Clément Solym - 07.09.2012

Edition - Economie - Google - Amazon - Apple


Les graphistes du site Master Degrees Online se sont penchés sur les différentes techniques d'optimisation fiscale des géants de l'internet Apple, Amazon et Google pour créer une infographie-fleuve, découverte sur Graphism.

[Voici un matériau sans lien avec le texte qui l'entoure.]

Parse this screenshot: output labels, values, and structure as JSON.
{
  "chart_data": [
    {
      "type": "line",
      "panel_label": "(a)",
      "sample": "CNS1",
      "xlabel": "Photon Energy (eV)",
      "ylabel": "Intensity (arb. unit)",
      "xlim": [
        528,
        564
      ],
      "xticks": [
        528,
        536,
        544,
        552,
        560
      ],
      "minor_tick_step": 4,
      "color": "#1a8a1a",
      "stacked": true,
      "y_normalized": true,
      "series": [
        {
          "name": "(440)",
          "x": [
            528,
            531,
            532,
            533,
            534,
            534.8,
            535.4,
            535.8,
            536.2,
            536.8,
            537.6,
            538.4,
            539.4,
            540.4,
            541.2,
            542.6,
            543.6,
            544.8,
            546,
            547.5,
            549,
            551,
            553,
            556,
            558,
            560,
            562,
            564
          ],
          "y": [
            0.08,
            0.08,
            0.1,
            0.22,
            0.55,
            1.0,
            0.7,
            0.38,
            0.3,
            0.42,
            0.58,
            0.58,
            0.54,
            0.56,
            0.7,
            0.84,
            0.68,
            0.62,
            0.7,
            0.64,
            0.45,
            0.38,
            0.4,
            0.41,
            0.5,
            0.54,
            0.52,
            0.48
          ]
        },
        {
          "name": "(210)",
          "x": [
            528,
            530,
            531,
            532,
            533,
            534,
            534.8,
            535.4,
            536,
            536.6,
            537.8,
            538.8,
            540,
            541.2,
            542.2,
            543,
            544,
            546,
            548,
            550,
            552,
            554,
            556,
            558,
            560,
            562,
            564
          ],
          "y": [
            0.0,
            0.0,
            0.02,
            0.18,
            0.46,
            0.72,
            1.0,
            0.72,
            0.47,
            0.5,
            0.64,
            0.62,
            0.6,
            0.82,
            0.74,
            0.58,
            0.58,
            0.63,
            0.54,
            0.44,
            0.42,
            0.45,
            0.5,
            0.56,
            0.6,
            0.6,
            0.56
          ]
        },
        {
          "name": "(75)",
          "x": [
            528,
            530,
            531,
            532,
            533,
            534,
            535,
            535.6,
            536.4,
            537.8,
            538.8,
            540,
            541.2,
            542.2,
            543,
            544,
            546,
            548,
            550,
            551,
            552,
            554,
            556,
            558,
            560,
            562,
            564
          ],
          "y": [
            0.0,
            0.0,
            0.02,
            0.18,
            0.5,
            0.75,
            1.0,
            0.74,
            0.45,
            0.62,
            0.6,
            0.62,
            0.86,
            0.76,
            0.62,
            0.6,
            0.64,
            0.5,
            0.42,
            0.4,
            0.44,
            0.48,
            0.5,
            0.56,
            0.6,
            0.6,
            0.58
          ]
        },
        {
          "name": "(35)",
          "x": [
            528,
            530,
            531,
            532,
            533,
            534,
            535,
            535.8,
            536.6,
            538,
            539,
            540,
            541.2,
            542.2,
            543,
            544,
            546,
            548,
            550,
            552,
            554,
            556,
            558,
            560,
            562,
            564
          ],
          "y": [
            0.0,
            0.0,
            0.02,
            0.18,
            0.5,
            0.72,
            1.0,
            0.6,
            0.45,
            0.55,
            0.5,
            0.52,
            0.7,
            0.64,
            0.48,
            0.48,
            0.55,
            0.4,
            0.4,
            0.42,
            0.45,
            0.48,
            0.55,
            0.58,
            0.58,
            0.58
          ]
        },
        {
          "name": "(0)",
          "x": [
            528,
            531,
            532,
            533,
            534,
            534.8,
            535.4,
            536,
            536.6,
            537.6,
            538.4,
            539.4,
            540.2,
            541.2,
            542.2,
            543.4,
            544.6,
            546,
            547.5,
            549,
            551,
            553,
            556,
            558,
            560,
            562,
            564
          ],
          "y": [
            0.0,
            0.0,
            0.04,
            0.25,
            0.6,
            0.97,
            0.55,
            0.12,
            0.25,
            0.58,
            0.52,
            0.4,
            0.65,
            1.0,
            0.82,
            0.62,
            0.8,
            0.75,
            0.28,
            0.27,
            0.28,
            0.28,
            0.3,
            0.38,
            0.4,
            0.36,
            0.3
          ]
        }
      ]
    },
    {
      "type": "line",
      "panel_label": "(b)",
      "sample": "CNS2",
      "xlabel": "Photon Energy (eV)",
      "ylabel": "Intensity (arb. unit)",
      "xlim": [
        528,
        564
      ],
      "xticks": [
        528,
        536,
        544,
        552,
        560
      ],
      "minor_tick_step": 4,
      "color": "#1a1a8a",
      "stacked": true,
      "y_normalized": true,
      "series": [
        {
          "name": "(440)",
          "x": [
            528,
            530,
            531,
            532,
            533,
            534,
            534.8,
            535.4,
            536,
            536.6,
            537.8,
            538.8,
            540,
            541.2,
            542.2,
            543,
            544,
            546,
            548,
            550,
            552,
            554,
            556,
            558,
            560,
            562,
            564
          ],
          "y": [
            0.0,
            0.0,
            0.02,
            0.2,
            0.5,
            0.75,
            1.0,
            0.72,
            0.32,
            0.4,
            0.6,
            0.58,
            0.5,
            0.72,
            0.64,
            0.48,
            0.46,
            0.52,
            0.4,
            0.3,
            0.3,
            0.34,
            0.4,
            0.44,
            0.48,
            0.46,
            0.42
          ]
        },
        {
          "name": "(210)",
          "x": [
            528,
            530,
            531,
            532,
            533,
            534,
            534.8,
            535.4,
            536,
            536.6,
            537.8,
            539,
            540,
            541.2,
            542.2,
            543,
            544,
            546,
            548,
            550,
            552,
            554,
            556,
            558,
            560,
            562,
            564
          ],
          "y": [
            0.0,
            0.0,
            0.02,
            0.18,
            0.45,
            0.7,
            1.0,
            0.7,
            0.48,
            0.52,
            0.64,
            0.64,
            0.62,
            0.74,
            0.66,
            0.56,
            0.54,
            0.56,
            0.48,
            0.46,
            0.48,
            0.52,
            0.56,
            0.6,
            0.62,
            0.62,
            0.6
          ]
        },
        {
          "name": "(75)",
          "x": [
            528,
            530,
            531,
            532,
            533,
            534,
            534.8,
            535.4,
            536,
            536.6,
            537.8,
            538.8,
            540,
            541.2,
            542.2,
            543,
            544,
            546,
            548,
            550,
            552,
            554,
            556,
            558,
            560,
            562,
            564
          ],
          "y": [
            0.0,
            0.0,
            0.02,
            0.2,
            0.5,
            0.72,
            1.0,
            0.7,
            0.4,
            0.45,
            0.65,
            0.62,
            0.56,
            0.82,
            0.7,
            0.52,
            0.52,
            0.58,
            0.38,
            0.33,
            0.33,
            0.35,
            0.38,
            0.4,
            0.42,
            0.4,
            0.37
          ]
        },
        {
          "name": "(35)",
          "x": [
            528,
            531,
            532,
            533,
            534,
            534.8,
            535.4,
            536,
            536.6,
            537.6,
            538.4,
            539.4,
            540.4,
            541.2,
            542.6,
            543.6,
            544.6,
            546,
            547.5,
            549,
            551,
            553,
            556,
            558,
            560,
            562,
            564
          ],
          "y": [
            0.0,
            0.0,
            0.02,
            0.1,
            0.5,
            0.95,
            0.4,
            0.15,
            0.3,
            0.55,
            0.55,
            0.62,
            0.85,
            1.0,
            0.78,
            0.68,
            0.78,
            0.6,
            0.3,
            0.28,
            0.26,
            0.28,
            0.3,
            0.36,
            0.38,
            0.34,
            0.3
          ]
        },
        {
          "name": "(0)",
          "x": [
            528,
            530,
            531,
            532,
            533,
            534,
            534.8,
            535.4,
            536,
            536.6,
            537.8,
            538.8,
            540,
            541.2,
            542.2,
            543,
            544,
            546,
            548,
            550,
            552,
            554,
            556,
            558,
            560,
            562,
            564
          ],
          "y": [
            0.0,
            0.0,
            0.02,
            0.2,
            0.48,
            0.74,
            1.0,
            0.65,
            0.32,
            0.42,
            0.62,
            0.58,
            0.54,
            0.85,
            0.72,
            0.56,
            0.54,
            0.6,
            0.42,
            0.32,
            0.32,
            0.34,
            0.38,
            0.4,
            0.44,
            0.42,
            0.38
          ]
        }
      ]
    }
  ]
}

Et pour cause : celle-ci recense les différentes économies réalisées, et prouve que ces multinationales aux poches bien profondes ont visiblement un oursin dans chacune d'entre elles... 

 

Et ces graphistes ne manquent visiblement pas d'humour : pour définir la technique préférée des fiscalistes des trois sociétés (sachant qu'Internet est l'industrie la moins taxée, derrière l'automobile, le tabac ou la banque), ils utilisent l'expression « Double Irish with a Dutch Sandwich » qui ressemble à une vaste blague.

 

Et pourtant : la technique existe bel et bien, jusqu'à être couramment utilisée par les comptables de ces multinationales : pas si compliquée que cela, elle ne nécessite que deux sociétés de couverture en Irlande, dont l'une fait l'intermédiaire pour recevoir les bénéfices, avant de les transmettre à la seconde qui dispose de comptes dans un paradis fiscal, en l'occurrence les Pays-Bas (d'où le Dutch Sandwich).

 

 

 

Les logos et dessins font de délicieuses comparaisons (les taxes non-payées par Apple équivalent aux PNB du Liberia et du Groenland), ou rappellent des faits que l'on aurait quelque peu tendance à oublier : par exemple, si Apple a vu ses profits s'envoler, les taxes sont restées sur le tarmac... La conclusion est difficilement contestable : « Quand les entreprises les plus rentables des États-Unis payent peu, la population paye plus ».

 

Et la dette s'étale ?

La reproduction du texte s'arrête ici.